En réalité, en regardant les deux programmes, on constate qu'il n'y a pas de points de désaccord majeurs sur la chose climatique et écologique, et, sur les questions sociales, LFI se situe très clairement dans le camp de ceux qui veulent travailler à une réorganisation de la société en faveur des moins fortunés.

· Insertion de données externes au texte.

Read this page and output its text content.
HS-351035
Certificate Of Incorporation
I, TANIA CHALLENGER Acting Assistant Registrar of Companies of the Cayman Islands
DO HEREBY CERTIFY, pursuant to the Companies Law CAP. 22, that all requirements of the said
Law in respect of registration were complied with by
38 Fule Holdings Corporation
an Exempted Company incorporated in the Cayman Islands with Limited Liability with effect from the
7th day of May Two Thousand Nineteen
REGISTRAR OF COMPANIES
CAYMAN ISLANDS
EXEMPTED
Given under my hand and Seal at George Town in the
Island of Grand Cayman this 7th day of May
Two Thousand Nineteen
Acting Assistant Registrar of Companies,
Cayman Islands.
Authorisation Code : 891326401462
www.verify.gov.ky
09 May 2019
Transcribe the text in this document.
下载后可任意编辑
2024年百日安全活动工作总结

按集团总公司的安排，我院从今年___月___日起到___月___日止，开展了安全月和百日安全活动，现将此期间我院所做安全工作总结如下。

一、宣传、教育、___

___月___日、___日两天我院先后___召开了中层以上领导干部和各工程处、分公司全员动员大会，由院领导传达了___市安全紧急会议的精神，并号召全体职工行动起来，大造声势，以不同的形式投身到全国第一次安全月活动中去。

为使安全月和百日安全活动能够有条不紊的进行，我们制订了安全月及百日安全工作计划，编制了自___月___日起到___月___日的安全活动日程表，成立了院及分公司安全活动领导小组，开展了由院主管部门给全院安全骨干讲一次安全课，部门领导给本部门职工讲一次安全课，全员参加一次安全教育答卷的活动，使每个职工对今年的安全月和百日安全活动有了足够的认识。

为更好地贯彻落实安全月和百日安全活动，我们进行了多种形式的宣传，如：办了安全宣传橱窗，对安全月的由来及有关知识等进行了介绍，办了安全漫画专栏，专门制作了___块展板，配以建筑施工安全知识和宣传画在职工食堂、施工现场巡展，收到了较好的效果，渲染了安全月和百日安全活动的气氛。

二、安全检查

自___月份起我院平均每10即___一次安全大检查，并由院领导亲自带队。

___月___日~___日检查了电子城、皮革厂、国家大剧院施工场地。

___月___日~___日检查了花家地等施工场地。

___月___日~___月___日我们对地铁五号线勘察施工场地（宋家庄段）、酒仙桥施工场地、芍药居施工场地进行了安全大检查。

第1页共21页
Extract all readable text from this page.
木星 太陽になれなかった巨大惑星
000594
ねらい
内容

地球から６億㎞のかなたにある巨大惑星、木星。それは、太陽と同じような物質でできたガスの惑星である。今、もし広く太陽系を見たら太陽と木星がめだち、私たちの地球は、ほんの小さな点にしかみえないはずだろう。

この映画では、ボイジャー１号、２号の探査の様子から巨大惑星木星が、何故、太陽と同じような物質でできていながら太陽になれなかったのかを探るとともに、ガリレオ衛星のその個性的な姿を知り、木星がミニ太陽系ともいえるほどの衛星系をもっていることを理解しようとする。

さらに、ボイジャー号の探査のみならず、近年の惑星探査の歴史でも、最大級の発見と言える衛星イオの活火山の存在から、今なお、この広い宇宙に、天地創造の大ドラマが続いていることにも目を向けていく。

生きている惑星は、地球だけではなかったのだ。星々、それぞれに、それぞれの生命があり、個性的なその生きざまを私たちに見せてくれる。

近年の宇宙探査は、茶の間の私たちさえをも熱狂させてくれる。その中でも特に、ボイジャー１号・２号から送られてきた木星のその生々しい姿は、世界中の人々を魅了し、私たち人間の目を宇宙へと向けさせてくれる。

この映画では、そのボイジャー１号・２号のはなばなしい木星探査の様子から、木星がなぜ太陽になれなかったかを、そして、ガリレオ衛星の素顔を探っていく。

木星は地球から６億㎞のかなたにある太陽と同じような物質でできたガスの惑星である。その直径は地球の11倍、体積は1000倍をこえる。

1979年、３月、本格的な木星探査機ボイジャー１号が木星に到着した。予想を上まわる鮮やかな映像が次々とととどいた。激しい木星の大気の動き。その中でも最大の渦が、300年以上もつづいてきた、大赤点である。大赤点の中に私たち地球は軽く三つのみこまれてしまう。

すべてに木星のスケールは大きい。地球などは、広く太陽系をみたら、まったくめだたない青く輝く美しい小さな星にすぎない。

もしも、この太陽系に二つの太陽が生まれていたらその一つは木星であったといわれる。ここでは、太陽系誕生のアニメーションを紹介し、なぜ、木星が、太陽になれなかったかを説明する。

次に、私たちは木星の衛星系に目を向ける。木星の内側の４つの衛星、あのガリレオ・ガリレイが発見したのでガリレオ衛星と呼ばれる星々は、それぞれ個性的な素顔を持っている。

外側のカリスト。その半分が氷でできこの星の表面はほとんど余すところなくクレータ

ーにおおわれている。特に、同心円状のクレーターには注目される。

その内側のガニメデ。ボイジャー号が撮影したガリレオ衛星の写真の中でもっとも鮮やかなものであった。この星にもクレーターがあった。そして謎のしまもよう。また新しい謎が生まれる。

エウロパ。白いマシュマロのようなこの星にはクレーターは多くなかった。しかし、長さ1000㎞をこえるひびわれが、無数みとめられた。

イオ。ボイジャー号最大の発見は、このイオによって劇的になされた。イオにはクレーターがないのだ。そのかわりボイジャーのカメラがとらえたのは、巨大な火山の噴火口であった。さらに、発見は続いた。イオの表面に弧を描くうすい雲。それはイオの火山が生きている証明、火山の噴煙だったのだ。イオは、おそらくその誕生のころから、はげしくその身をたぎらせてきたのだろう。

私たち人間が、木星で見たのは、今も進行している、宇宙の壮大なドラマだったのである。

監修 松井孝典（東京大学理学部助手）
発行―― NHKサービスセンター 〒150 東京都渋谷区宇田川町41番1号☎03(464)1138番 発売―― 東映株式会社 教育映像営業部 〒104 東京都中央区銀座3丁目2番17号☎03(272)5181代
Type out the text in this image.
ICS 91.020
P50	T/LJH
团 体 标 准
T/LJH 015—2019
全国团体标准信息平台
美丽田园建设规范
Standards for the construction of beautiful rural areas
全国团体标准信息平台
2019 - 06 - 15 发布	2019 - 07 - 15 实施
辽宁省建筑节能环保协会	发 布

MELENCHON, TOUT UN PROGRAMME

Mélenchon, moi non plus je ne dirais pas exactement que c'est parfait. Par exemple, le terme "énergie renouvelable" qu'il a tendance à manier pour moi ne veut rien dire. Aucune source d'énergie aussi éthique et peu émettrice soit-elle ne peut justifier l'utilisation immorale qui en est faite pour faire tourner notre économie. En d'autres termes, bétonner un champ avec des machines qui tournent au photovolataique ne change rien au fait qu'on construit des lotissements sur des terres arables. La question de la sobrieté doit pour moi être plus présente que le type d'énergie employé.

Je trouve aussi le penchant de Mélenchon pour la technologie, hologrammes, meetings olfactifs et conquête spatiale un peu ridicule, mais plutôt que par admiration pour Elon Musk, je le soupçonne de mettre ça en scène pour assurer à ses électeurs qu'il est encore dans le coup.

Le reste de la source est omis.